After the rains

I am feeling free now. As free as the blue sky that showed up after the day of rain, unburdened.

I was weighed down by various things, the deadlines to turn in coursework for my Masters studies, the intense pressure on the private sector education in Britain due to the absurd immigration regulations, and the battles I had to fight with vested interests at work. On top of this, I had a very bad start of the year: My brother's death meant turmoil in my family life as well as implosion of a business I was trying to set up in India. It didn't help that this was immediately followed by other deaths in the family, and a rather prolonged sickness of my grandmother, who I love dearly.

None of these material problems have been resolved. I turned in some coursework and have a six week pause, but there is more on the way. The UK Home Office is intent on destroying the attractiveness of UK Higher Education - they don't care as it is not their department - and their campaign is continuing in all its viciousness. I have won some battles at work, and some of the people who were blocking all progress decided to go, but it is like reversing a running train when we have to discard our existing business model altogether and go into another.
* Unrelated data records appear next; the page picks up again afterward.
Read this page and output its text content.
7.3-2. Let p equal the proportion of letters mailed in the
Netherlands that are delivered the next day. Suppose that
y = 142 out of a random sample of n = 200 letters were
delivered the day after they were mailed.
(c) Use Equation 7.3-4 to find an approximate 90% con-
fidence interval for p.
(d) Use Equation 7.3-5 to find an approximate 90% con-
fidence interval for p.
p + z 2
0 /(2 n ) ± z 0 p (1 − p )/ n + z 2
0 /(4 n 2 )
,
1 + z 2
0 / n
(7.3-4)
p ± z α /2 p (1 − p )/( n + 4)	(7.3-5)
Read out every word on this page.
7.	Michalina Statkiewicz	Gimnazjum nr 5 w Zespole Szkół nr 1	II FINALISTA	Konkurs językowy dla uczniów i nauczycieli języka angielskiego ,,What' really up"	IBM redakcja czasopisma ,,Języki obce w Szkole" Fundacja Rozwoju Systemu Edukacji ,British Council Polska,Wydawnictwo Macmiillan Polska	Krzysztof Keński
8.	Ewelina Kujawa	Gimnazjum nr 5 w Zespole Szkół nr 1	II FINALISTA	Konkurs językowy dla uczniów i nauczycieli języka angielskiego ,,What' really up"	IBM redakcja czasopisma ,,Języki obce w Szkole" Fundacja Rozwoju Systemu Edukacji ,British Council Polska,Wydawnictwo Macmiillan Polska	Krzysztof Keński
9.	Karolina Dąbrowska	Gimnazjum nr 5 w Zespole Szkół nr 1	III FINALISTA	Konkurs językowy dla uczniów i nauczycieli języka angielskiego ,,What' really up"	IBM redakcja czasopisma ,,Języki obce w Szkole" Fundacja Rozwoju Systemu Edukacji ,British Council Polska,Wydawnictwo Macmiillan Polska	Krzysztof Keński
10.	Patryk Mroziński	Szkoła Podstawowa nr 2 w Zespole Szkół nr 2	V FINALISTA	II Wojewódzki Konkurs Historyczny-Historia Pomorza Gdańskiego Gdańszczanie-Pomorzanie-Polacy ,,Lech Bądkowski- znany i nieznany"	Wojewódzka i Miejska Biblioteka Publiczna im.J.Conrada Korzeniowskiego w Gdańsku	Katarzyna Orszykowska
The news from home continues to be depressing, though the arrival of my niece added the much-needed distraction for my father and my grandmother. I decided to shut myself off completely from India - I don't even have a current Indian visa at this time - which meant losing all my contacts, at least for the time being.

But, it is the sort of complete break with the past I needed perhaps. This trial by pain rids myself of the complete burn out I suffered from the meltdown of the earlier business on the wake of global recession. I needed the break, which I found in the godsend opportunity of being in somewhat academic environment for last 12 months, during which time I almost took a break from my normal professional life. I didn't want to travel - a strange thing given that I define myself as a traveler - and settled into a predictable office-going life I derided so much during my working years. I wished for this period of hibernation: I seem to be coming out of it now.

One sure sign, I feel the hunger to do things now. I am interested in ideas again. I have stopped remaining indoors and started connecting with people again. I feel that I can now forgive people from the past and move on. My head is again buzzing with ideas. Most importantly, I want to travel again, the surest sign that I am getting normal.

Also, it did help that I read Nicholas Carr's The Shallows recently and decided to restore my reading habits. I was using computers and phones too much (indeed, I fell in love with iphone, like millions of others) and lost my reading habits. I don't know whether this is a case of neuro-plasticity, but whenever I tried reading a book, my mind will jump back and forth between references and quotations, as if I am scanning a web page, and soon it will become all too difficult. I have understood this and now found some book-reading time early in the morning, at the expense of regular blog writing and other Internet browsing activities, and this is certainly helping me to feel better. Also, an opportunity to use a nearby swimming pool, so that I can spend half an hour without doing anything but swimming, is immensely helpful and make me feel fit again.

So, in all, I am ready for life. I am ready to have a go yet again, and not give up. I shall reconnect back with India and my lost friends in the next few days, complete the mountains of pending paperwork and get back to life as I always lived it. I feel hungry to learn new things and technology and I shall not postpone anything anymore. I had a few bad years, but I am choosing to make the next 12 months as worthwhile as possible.